Marshilla Silalahi (Yuki Kato) gadis tomboy yang hobi main bola dan mancing gagal masuk SMA negeri favoritnya di Medan. Orang tuanya tidak ingin dia masuk sekolah swasta dan pilihannya hanya satu masuk pesantren. Inilah awal kisah Cahaya Cinta Pesantren yang banyak menggambarkan kehidupan para santri saat mondok.
Dengan berat hati Shilla, begitu panggilan akrab Marshilla, harus menuruti kemauan orang tuanya meski memendam marah kepada ayahnya (Tabah Penemuan) karena dianggap tak lagi mau membantunya. Bagi dirinya, pesantren bukan tempat untuknya, apalagi dia merasa Tuhan sedang tidak berpihak padanya.

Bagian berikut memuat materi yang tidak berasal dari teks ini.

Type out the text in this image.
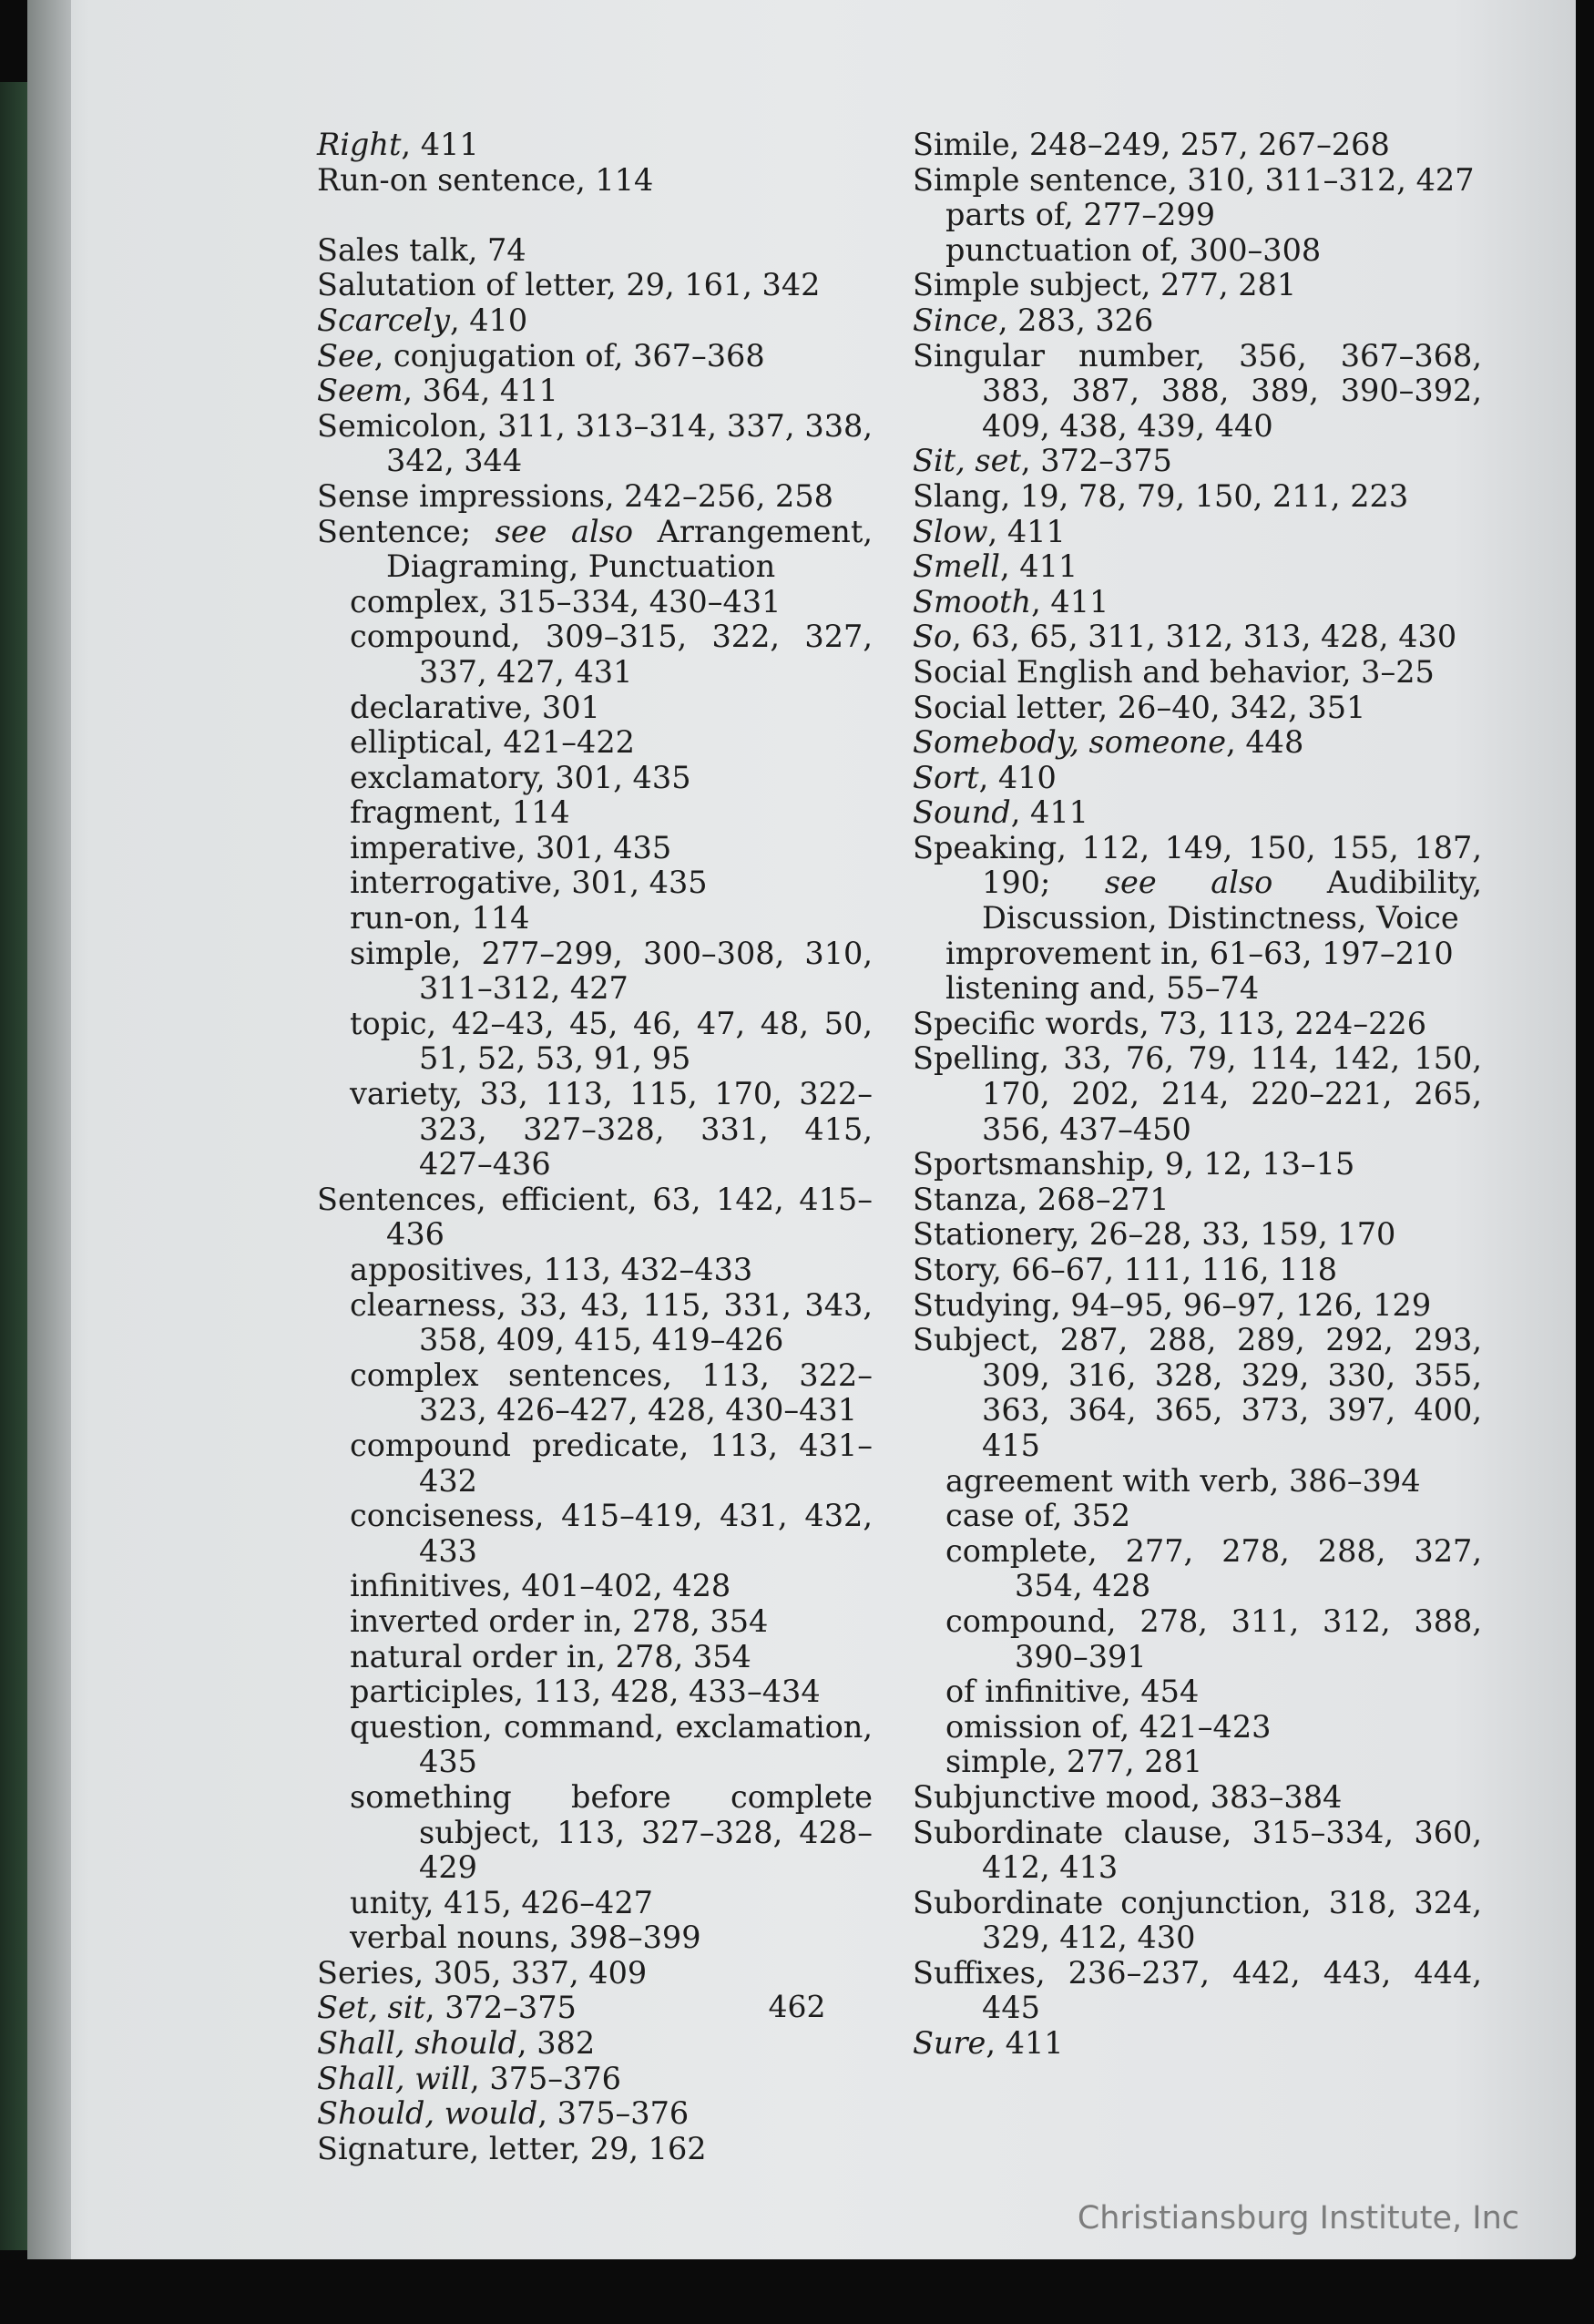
Right, 411
Run-on sentence, 114
Sales talk, 74
Salutation of letter, 29, 161, 342
Scarcely, 410
See, conjugation of, 367–368
Seem, 364, 411
Semicolon, 311, 313–314, 337, 338, 342, 344
Sense impressions, 242–256, 258
Sentence; see also Arrangement, Diagraming, Punctuation
complex, 315–334, 430–431
compound, 309–315, 322, 327, 337, 427, 431
declarative, 301
elliptical, 421–422
exclamatory, 301, 435
fragment, 114
imperative, 301, 435
interrogative, 301, 435
run-on, 114
simple, 277–299, 300–308, 310, 311–312, 427
topic, 42–43, 45, 46, 47, 48, 50, 51, 52, 53, 91, 95
variety, 33, 113, 115, 170, 322–323, 327–328, 331, 415, 427–436
Sentences, efficient, 63, 142, 415–436
appositives, 113, 432–433
clearness, 33, 43, 115, 331, 343, 358, 409, 415, 419–426
complex sentences, 113, 322–323, 426–427, 428, 430–431
compound predicate, 113, 431–432
conciseness, 415–419, 431, 432, 433
infinitives, 401–402, 428
inverted order in, 278, 354
natural order in, 278, 354
participles, 113, 428, 433–434
question, command, exclamation, 435
something before complete subject, 113, 327–328, 428–429
unity, 415, 426–427
verbal nouns, 398–399
Series, 305, 337, 409
Set, sit, 372–375
Shall, should, 382
Shall, will, 375–376
Should, would, 375–376
Signature, letter, 29, 162
Simile, 248–249, 257, 267–268
Simple sentence, 310, 311–312, 427
parts of, 277–299
punctuation of, 300–308
Simple subject, 277, 281
Since, 283, 326
Singular number, 356, 367–368, 383, 387, 388, 389, 390–392, 409, 438, 439, 440
Sit, set, 372–375
Slang, 19, 78, 79, 150, 211, 223
Slow, 411
Smell, 411
Smooth, 411
So, 63, 65, 311, 312, 313, 428, 430
Social English and behavior, 3–25
Social letter, 26–40, 342, 351
Somebody, someone, 448
Sort, 410
Sound, 411
Speaking, 112, 149, 150, 155, 187, 190; see also Audibility, Discussion, Distinctness, Voice
improvement in, 61–63, 197–210
listening and, 55–74
Specific words, 73, 113, 224–226
Spelling, 33, 76, 79, 114, 142, 150, 170, 202, 214, 220–221, 265, 356, 437–450
Sportsmanship, 9, 12, 13–15
Stanza, 268–271
Stationery, 26–28, 33, 159, 170
Story, 66–67, 111, 116, 118
Studying, 94–95, 96–97, 126, 129
Subject, 287, 288, 289, 292, 293, 309, 316, 328, 329, 330, 355, 363, 364, 365, 373, 397, 400, 415
agreement with verb, 386–394
case of, 352
complete, 277, 278, 288, 327, 354, 428
compound, 278, 311, 312, 388, 390–391
of infinitive, 454
omission of, 421–423
simple, 277, 281
Subjunctive mood, 383–384
Subordinate clause, 315–334, 360, 412, 413
Subordinate conjunction, 318, 324, 329, 412, 430
Suffixes, 236–237, 442, 443, 444, 445
Sure, 411
462
Christiansburg Institute, Inc
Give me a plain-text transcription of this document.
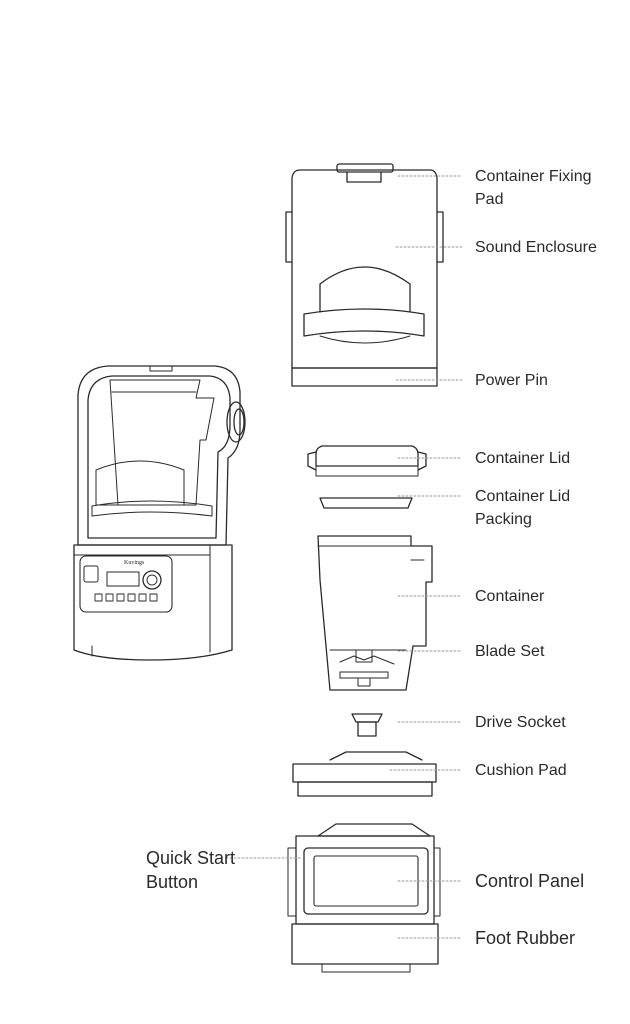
Container Fixing
Pad
Sound Enclosure
Power Pin
Container Lid
Container Lid
Packing
Container
Blade Set
Drive Socket
Cushion Pad
Quick Start
Button	Control Panel
Foot Rubber
Kuvings
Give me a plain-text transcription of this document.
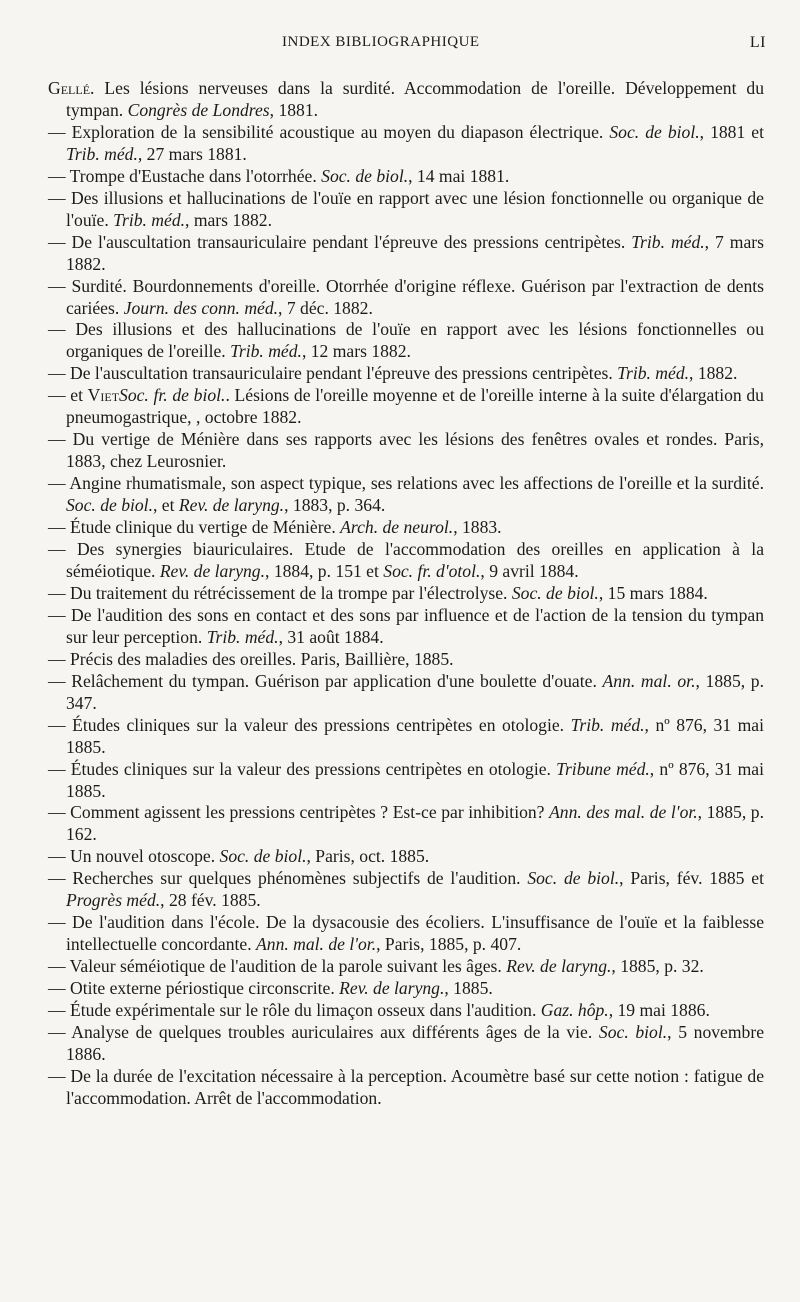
INDEX BIBLIOGRAPHIQUE	LI
Gellé. Les lésions nerveuses dans la surdité. Accommodation de l'oreille. Développement du tympan. Congrès de Londres, 1881.
— Exploration de la sensibilité acoustique au moyen du diapason électrique. Soc. de biol., 1881 et Trib. méd., 27 mars 1881.
— Trompe d'Eustache dans l'otorrhée. Soc. de biol., 14 mai 1881.
— Des illusions et hallucinations de l'ouïe en rapport avec une lésion fonctionnelle ou organique de l'ouïe. Trib. méd., mars 1882.
— De l'auscultation transauriculaire pendant l'épreuve des pressions centripètes. Trib. méd., 7 mars 1882.
— Surdité. Bourdonnements d'oreille. Otorrhée d'origine réflexe. Guérison par l'extraction de dents cariées. Journ. des conn. méd., 7 déc. 1882.
— Des illusions et des hallucinations de l'ouïe en rapport avec les lésions fonctionnelles ou organiques de l'oreille. Trib. méd., 12 mars 1882.
— De l'auscultation transauriculaire pendant l'épreuve des pressions centripètes. Trib. méd., 1882.
— et VietSoc. fr. de biol.. Lésions de l'oreille moyenne et de l'oreille interne à la suite d'élargation du pneumogastrique, , octobre 1882.
— Du vertige de Ménière dans ses rapports avec les lésions des fenêtres ovales et rondes. Paris, 1883, chez Leurosnier.
— Angine rhumatismale, son aspect typique, ses relations avec les affections de l'oreille et la surdité. Soc. de biol., et Rev. de laryng., 1883, p. 364.
— Étude clinique du vertige de Ménière. Arch. de neurol., 1883.
— Des synergies biauriculaires. Etude de l'accommodation des oreilles en application à la séméiotique. Rev. de laryng., 1884, p. 151 et Soc. fr. d'otol., 9 avril 1884.
— Du traitement du rétrécissement de la trompe par l'électrolyse. Soc. de biol., 15 mars 1884.
— De l'audition des sons en contact et des sons par influence et de l'action de la tension du tympan sur leur perception. Trib. méd., 31 août 1884.
— Précis des maladies des oreilles. Paris, Baillière, 1885.
— Relâchement du tympan. Guérison par application d'une boulette d'ouate. Ann. mal. or., 1885, p. 347.
— Études cliniques sur la valeur des pressions centripètes en otologie. Trib. méd., nº 876, 31 mai 1885.
— Études cliniques sur la valeur des pressions centripètes en otologie. Tribune méd., nº 876, 31 mai 1885.
— Comment agissent les pressions centripètes ? Est-ce par inhibition? Ann. des mal. de l'or., 1885, p. 162.
— Un nouvel otoscope. Soc. de biol., Paris, oct. 1885.
— Recherches sur quelques phénomènes subjectifs de l'audition. Soc. de biol., Paris, fév. 1885 et Progrès méd., 28 fév. 1885.
— De l'audition dans l'école. De la dysacousie des écoliers. L'insuffisance de l'ouïe et la faiblesse intellectuelle concordante. Ann. mal. de l'or., Paris, 1885, p. 407.
— Valeur séméiotique de l'audition de la parole suivant les âges. Rev. de laryng., 1885, p. 32.
— Otite externe périostique circonscrite. Rev. de laryng., 1885.
— Étude expérimentale sur le rôle du limaçon osseux dans l'audition. Gaz. hôp., 19 mai 1886.
— Analyse de quelques troubles auriculaires aux différents âges de la vie. Soc. biol., 5 novembre 1886.
— De la durée de l'excitation nécessaire à la perception. Acoumètre basé sur cette notion : fatigue de l'accommodation. Arrêt de l'accommodation.
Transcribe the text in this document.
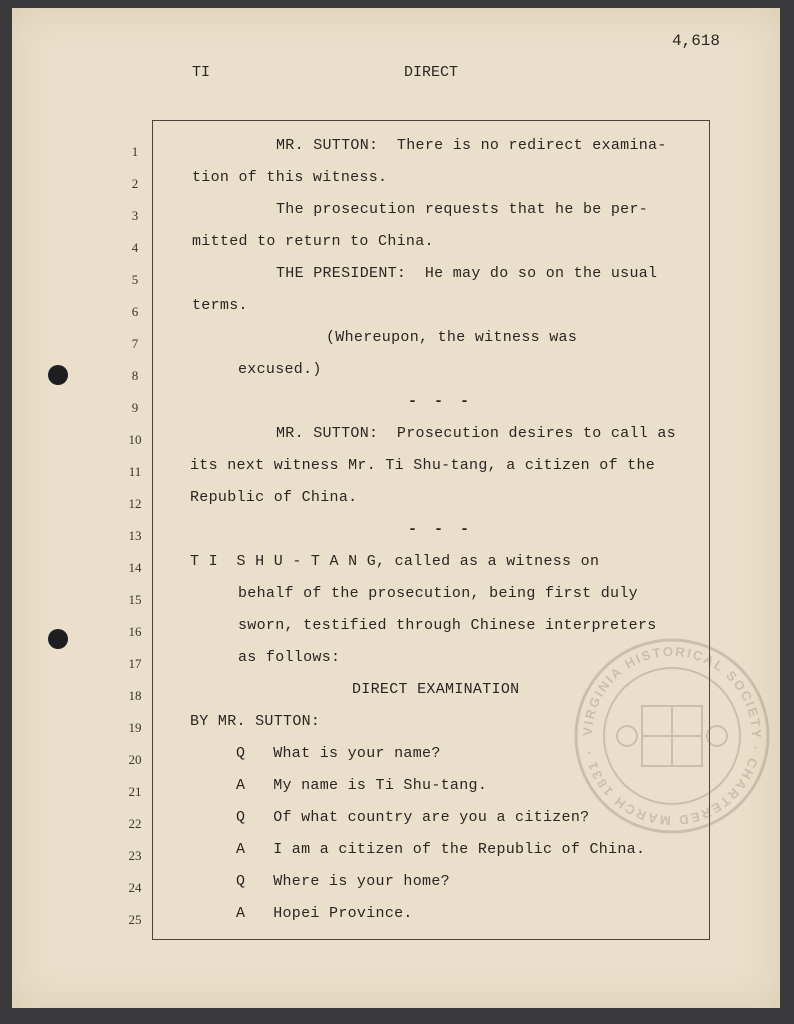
4,618
TI	DIRECT
VIRGINIA HISTORICAL SOCIETY · CHARTERED MARCH 1831 ·
1
2
3
4
5
6
7
8
9
10
11
12
13
14
15
16
17
18
19
20
21
22
23
24
25
MR. SUTTON:  There is no redirect examina-
tion of this witness.
The prosecution requests that he be per-
mitted to return to China.
THE PRESIDENT:  He may do so on the usual
terms.
(Whereupon, the witness was
excused.)
- - -
MR. SUTTON:  Prosecution desires to call as
its next witness Mr. Ti Shu-tang, a citizen of the
Republic of China.
- - -
T I  S H U - T A N G, called as a witness on
behalf of the prosecution, being first duly
sworn, testified through Chinese interpreters
as follows:
DIRECT EXAMINATION
BY MR. SUTTON:
Q   What is your name?
A   My name is Ti Shu-tang.
Q   Of what country are you a citizen?
A   I am a citizen of the Republic of China.
Q   Where is your home?
A   Hopei Province.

Shila menggunakan ‘akal bulusnya’ untuk menghindar dari semua aturan ketat pesantren. Beberapakali, dia juga berusaha kabur, salah satunya saat pura-pura sahabatnya Manda (Febby Rastanty) membutuhkan obat asma dan harus membelinya keluar pesantren, padahal mereka berdua ingin kabur.
Ya, Manda adalah salah satu sahabat yang ditemukan Shilla di pesantren. Selain dia, ada Icut (Vebby Palwinta) yang berasal dari Aceh, Asiyah (Sivia Azizah) dari Tanah Minang yang sama-sama mondok di pesantren Al Amanah. Sementara Manda, gadis pemalu yang berasal dari Malaysia.
Kendati sedikit ‘bengal’, Shila sosok yang setia kawan. Dia kerap membantu ketiga sahabatnya keluar dari masalah, terutama Icut yang sempat marah padanya karena merasa Shila berusaha mematahkan mimpinya. Dia juga akhirnya membunuh rasa cintanya kepada seorang ustad karena sahabatnya Manda.
Ustad itu tak lain adalah Rifqi (Fachri Muhammad), santri pendiam dan cerdas yang ditemuinya pertama kali di depan masjid pesantren. Sejak pertemuan pertama itu, Shila menganggap Rifqi adalah “Pangeran Senja” yang akan menjadi cintanya. Padahal, di sisi lain, ada seorang Abu (Rizky Febian) yang cinta mati kepada Shila.
Berlatar belakang budaya Sumatera Utara. Kisah Shila yang diangkat dari buku dengan judul yang sama Cahaya Cinta Pesantren memanjakan mata dengan panorama indah Danau Toba dan ragam budayanya. Namun di antara semua, kehidupan pesantren yang begitu detil dituangkan di film ini memberi gambaran penonton tentang kehidupan para santri.
Raymond Handaya seolah memberitahu, apa yang kita dengar belum tentu apa yang kita ketahui. Dunia pesantren tidak sekuno pikiran orang, itu bisa dilihat saat para ustad dan ustazah yang mengajar di kelas.
Pada akhirnya, Shila menemukan apa yang dicarinya meski awalnya pesantren bukan pilihannya. “Aku ikhlaskan banyak hal di sini. Karena aku tahu, dalam ikhlas, kita akan mendapatkan yang terbaik”, begitu penggalan kalimat Shila yang kian yakin akan langkahnya di masa depan.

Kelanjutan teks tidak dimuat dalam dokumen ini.